Particle spotter - Reda Tafirout, TRIUMF

The holy grail of particle physics, the Higgs boson, was discovered in 2012.  But there is still much to be learned by smashing protons together at high energies in the world’s most powerful particle accelerator, the Large Hadron Collider in Meyrin, Switzerland.

Finding the Higgs boson gave physicists more certainty that the Standard Model is correct. The model is a mathematical framework used to describe the fundamental nature of matter and the forces that shape our universe. Because the Higgs boson was the last particle in the model to be found, its discovery made headlines around the world.

The next phase involves fine tuning scientists’ understanding of the particle and searching for new phenomena, such as dark matter. TRIUMF particle physicist Reda Tafirout says that this means doubling the energy in the collider and producing more Higgs boson samples to refine their measurements.

“The Standard Model makes very precise predictions, so if we have any measurement that is not fully compatible with it — a new interaction or a new force that hasn’t been discovered — we want to know,” he says.

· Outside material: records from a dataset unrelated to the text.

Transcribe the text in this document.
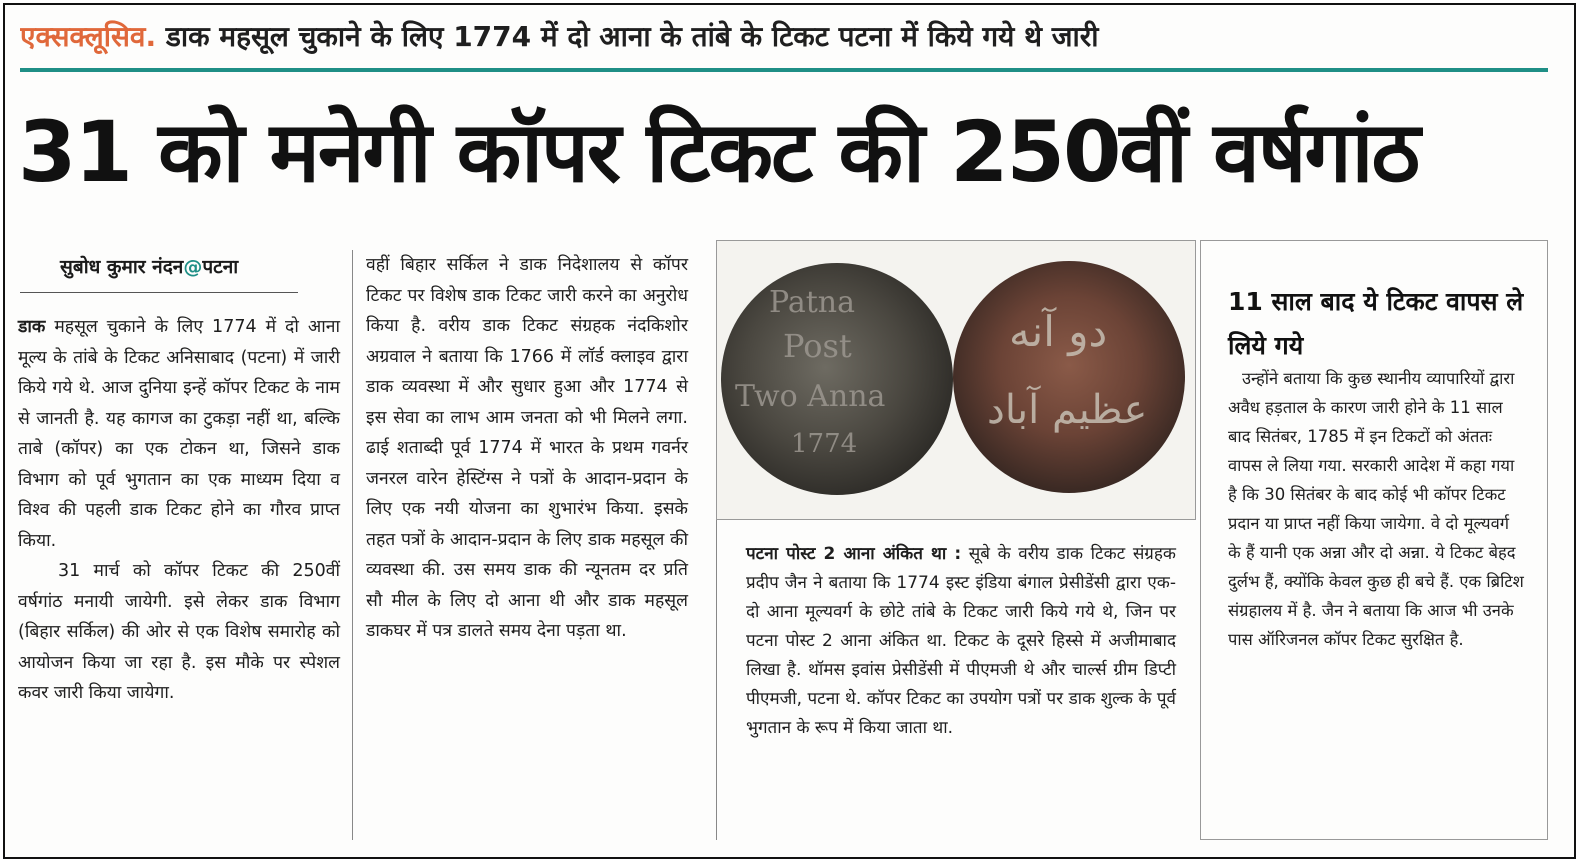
एक्सक्लूसिव. डाक महसूल चुकाने के लिए 1774 में दो आना के तांबे के टिकट पटना में किये गये थे जारी
31 को मनेगी कॉपर टिकट की 250वीं वर्षगांठ
सुबोध कुमार नंदन@पटना

डाक महसूल चुकाने के लिए 1774 में दो आना मूल्य के तांबे के टिकट अनिसाबाद (पटना) में जारी किये गये थे. आज दुनिया इन्हें कॉपर टिकट के नाम से जानती है. यह कागज का टुकड़ा नहीं था, बल्कि ताबे (कॉपर) का एक टोकन था, जिसने डाक विभाग को पूर्व भुगतान का एक माध्यम दिया व विश्व की पहली डाक टिकट होने का गौरव प्राप्त किया.

31 मार्च को कॉपर टिकट की 250वीं वर्षगांठ मनायी जायेगी. इसे लेकर डाक विभाग (बिहार सर्किल) की ओर से एक विशेष समारोह को आयोजन किया जा रहा है. इस मौके पर स्पेशल कवर जारी किया जायेगा.

वहीं बिहार सर्किल ने डाक निदेशालय से कॉपर टिकट पर विशेष डाक टिकट जारी करने का अनुरोध किया है. वरीय डाक टिकट संग्रहक नंदकिशोर अग्रवाल ने बताया कि 1766 में लॉर्ड क्लाइव द्वारा डाक व्यवस्था में और सुधार हुआ और 1774 से इस सेवा का लाभ आम जनता को भी मिलने लगा. ढाई शताब्दी पूर्व 1774 में भारत के प्रथम गवर्नर जनरल वारेन हेस्टिंग्स ने पत्रों के आदान-प्रदान के लिए एक नयी योजना का शुभारंभ किया. इसके तहत पत्रों के आदान-प्रदान के लिए डाक महसूल की व्यवस्था की. उस समय डाक की न्यूनतम दर प्रति सौ मील के लिए दो आना थी और डाक महसूल डाकघर में पत्र डालते समय देना पड़ता था.

Patna
Post
Two Anna
1774
دو آنه
عظیم آباد

पटना पोस्ट 2 आना अंकित था : सूबे के वरीय डाक टिकट संग्रहक प्रदीप जैन ने बताया कि 1774 इस्ट इंडिया बंगाल प्रेसीडेंसी द्वारा एक-दो आना मूल्यवर्ग के छोटे तांबे के टिकट जारी किये गये थे, जिन पर पटना पोस्ट 2 आना अंकित था. टिकट के दूसरे हिस्से में अजीमाबाद लिखा है. थॉमस इवांस प्रेसीडेंसी में पीएमजी थे और चार्ल्स ग्रीम डिप्टी पीएमजी, पटना थे. कॉपर टिकट का उपयोग पत्रों पर डाक शुल्क के पूर्व भुगतान के रूप में किया जाता था.

11 साल बाद ये टिकट वापस ले लिये गये

उन्होंने बताया कि कुछ स्थानीय व्यापारियों द्वारा अवैध हड़ताल के कारण जारी होने के 11 साल बाद सितंबर, 1785 में इन टिकटों को अंततः वापस ले लिया गया. सरकारी आदेश में कहा गया है कि 30 सितंबर के बाद कोई भी कॉपर टिकट प्रदान या प्राप्त नहीं किया जायेगा. वे दो मूल्यवर्ग के हैं यानी एक अन्ना और दो अन्ना. ये टिकट बेहद दुर्लभ हैं, क्योंकि केवल कुछ ही बचे हैं. एक ब्रिटिश संग्रहालय में है. जैन ने बताया कि आज भी उनके पास ऑरिजनल कॉपर टिकट सुरक्षित है.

But with a staggering number of protons smashing together at the same time, it’s hard to single out which collisions might be relevant, which is why scientists rely on high-performance computers.

“It selects the collisions that lead to interactions that give some insight,” says Tafirout.

Literary history hound - Susan Brown, University of Guelph

The Orlando Project began as a major history of women’s writing in the British Isles and has grown up to become a leading example of how to integrate text and technology.

It is not a book, nor is it a digital edition of an existing text, explains one of its director, University of Guelph digital literary historian Susan Brown. Rather, it is a trove of information on 1,300 writers — amounting to eight million words — that combines information about their writing careers with chronological and bibliographical information.

“What makes Orlando different from similar scholarly works is the extent to which the material is structured by the encoding of the text to reflect various aspects of literary history,” says Brown. That includes features of literary works such as genre or how they were received, through to writers’ relationships with their publishers, to their intellectual influences, friends, political activities and health concerns.

With the help of advanced research computing, the Orlando Project’s specialized encoding allows materials to be found, sifted and reordered according to researchers’ interests and priorities. It also enables massive visualizations of writers’ networks and relationships that allow researchers to perceive new patterns in cultural history.

“Orlando has been heralded as a model for other such works of digital scholarship to follow, in its use of semantic encoding to create a digital resource that leverages the power of computers in new ways,” says Brown. Orlando’s pioneering model for digital scholarship also underpins the Canadian Writing Research Collaboratory, a new online platform launching in spring 2016 that will make advanced research computing accessible to literary scholars across the country.

Sharon Oosthoek is a freelance journalist who lives in Toronto and writes about science.